Why musicians? It just happens but I suppose there is some deep reason for it. The painters are a very special lot and feel themselves beleaguered because they are trying to drag Toronto taste into the twentieth century and it’s an uphill pull. Sculptors hardly to be found; no call for it except effigies of dead politicians and they are getting very expensive (bronze, of course) and are generally farmed out to somebody in Montreal who specializes in that sort of thing and does it from photographs. Writers—well, we’ve tried with writers but no go; they are so quarrelsome, and they expect booze, which we can’t run to. Certainly not the way writers guzzle it. So it’s musicians, chiefly.
Not opera, though there is some. But Dear One nauseates opera, though I rather fancy it. Poor darling, she nauseates so many things now, it seems.

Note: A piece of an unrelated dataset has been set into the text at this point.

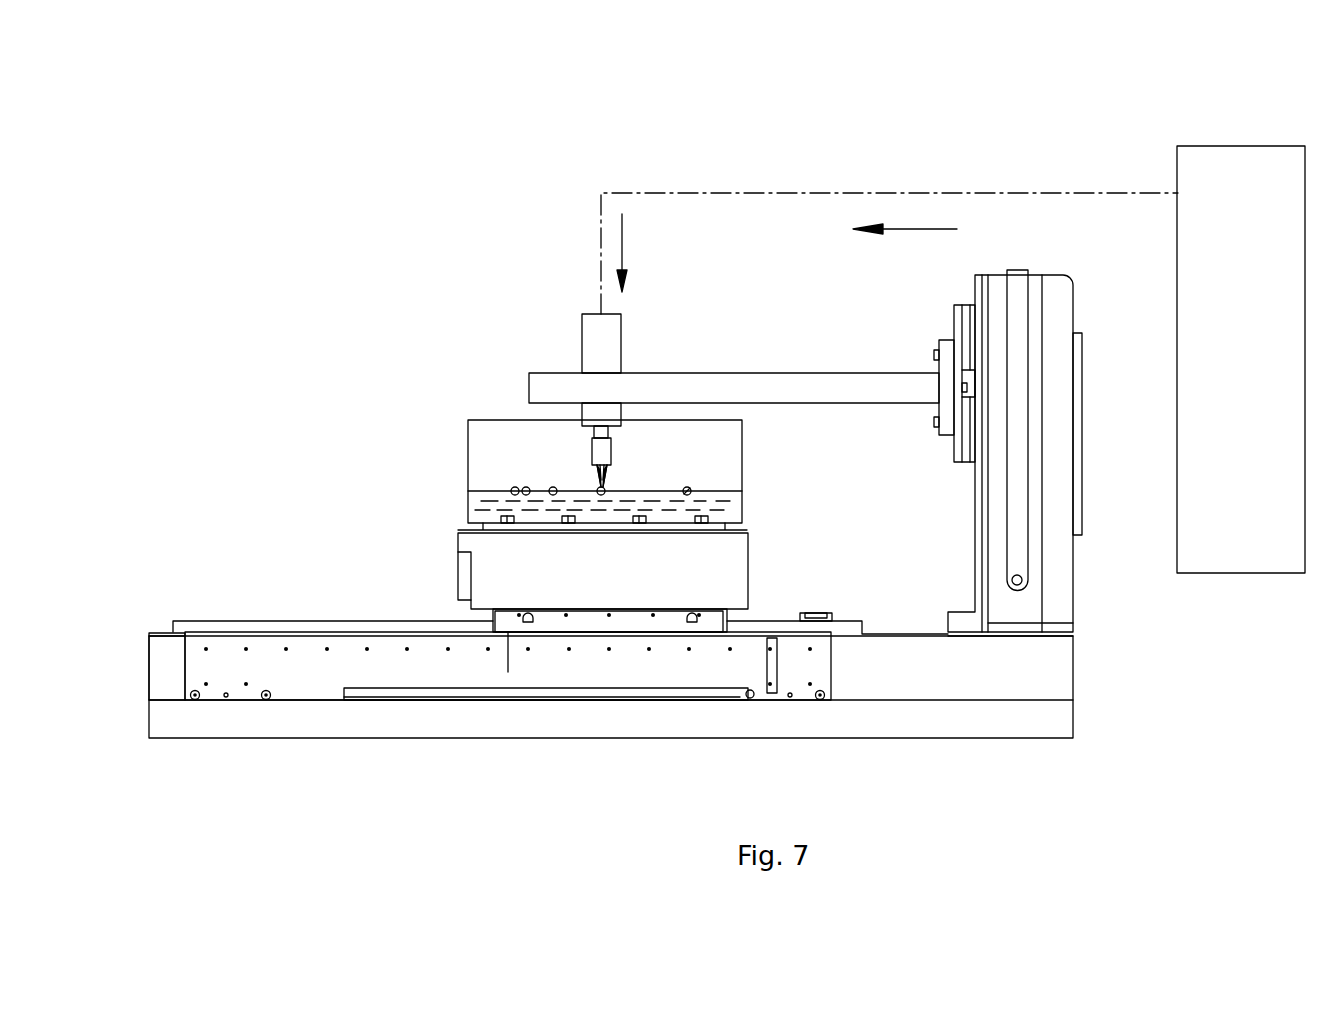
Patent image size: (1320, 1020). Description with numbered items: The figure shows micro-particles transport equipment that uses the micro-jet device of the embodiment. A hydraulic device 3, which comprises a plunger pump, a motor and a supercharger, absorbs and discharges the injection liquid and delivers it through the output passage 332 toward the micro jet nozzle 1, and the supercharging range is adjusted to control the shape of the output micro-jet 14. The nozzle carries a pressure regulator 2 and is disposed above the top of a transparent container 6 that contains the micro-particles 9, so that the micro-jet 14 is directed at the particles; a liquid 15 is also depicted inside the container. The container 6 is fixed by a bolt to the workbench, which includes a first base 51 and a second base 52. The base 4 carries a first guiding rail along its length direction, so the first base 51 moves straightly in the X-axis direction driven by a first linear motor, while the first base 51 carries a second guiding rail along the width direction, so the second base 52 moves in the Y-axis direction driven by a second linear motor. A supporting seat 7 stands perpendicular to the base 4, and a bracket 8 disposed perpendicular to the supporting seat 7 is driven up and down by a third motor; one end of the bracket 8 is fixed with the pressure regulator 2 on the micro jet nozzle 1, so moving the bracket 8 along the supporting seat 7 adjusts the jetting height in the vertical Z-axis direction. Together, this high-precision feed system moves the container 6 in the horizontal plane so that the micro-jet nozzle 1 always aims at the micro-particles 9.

A few stage people but they are scarce on the ground and few in the pod, if you take me. Theatre here is still very much an import and the movies give most people all they want. Except for the Players’ Guild, a really good semi-amateur group & Darcy Dwyer wants to rope us in for some design work—unpaid, of course. We get some Guild people and one or two odd bods like the woman who tries to encourage children to act, but my dear how! She got her early experience with Ben Greet, so you can gues
s what the style is—definitely not Gerald du Maurier or Noel Coward. Dulcy and Decorum—a man and wife team, she a really good comic and he that sorry sight, a decayed jeune-premier, are pretty regular. And a poor old chap, Watkin Tinney, very moth-eaten, who asserts that he was Beerbohm Tree’s secretary—but there must be a platoon of his ex-secs.1 He gets himself up à la Henry Irving and gives the girls lessons in elocution at Moulton College. Also, I fear a toucher—$5 here and $10 there, while he is inveighing loudly against “amachoors”—and we really can’t have a toucher as one of our regulars if we must have him at all. But the poor old chap looks so hungry.
No, it’s the musicians and I must say they are an accomplished bunch, but odd, as musicians tend to be. Is it the vibration from their instruments, do you suppose, working on the brain? All that fraught buzzing?

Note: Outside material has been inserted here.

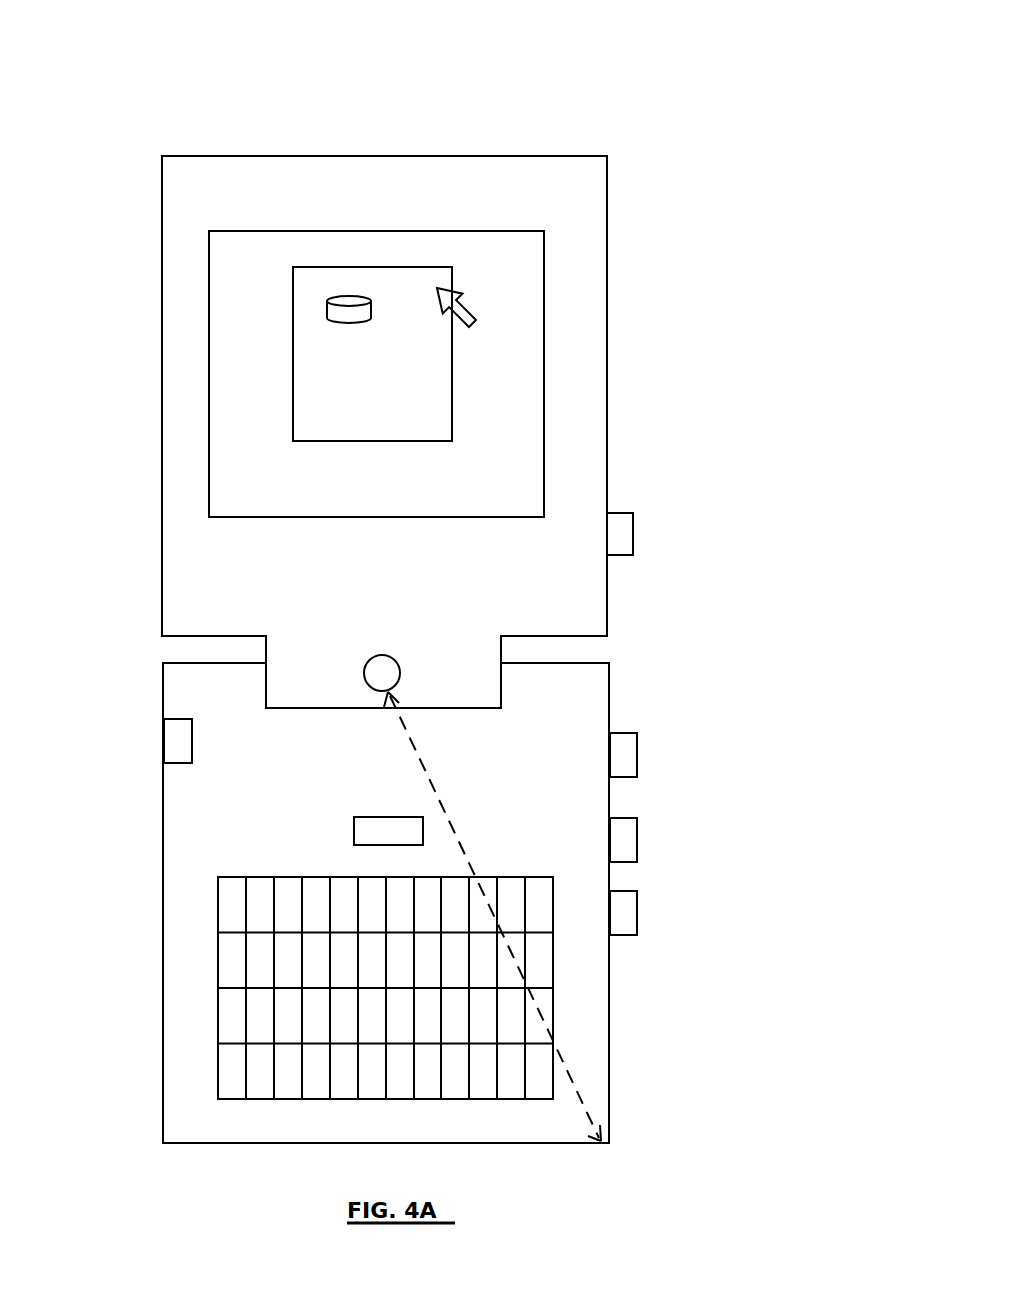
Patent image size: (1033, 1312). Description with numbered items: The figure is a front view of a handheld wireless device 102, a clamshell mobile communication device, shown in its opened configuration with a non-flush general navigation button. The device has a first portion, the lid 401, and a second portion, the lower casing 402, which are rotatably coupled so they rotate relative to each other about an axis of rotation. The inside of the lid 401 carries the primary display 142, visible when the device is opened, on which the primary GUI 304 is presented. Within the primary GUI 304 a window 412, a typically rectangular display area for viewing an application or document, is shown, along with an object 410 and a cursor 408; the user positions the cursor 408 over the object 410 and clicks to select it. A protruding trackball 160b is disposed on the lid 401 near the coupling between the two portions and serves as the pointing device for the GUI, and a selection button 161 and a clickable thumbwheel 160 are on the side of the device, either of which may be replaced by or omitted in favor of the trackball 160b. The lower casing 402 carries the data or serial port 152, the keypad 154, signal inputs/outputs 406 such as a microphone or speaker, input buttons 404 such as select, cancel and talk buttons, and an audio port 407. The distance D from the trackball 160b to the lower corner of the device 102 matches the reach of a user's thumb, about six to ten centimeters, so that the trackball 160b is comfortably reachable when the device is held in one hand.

The very top of the heap, the star turn, is Neil Gow, who actually is a native born of Scots forebears as you would have guessed and could not be anything else.2 He conducts the local symphony orchestra and is pummelling them into quite decent shape. He also conducts the big choral group, so he has rather a corner on the best jobs and is very much an object of envy to the men and erotic excitement to the women who are always trying to shove him into “affairs” and sometimes putting themselves forward as likely candidates. (They have the innocent notion that “affairs” are good for art, whereas they’re really only good for gossip.) But he is faithful to his Elsie, and I suspect that he relies on her to bring common sense into a complicated life. A born leader, but Dear One says not really a first-rate conductor. I wouldn’t know, but certainly a leader is what’s wanted. An inspirer, and that is what Neilie so triumphantly is.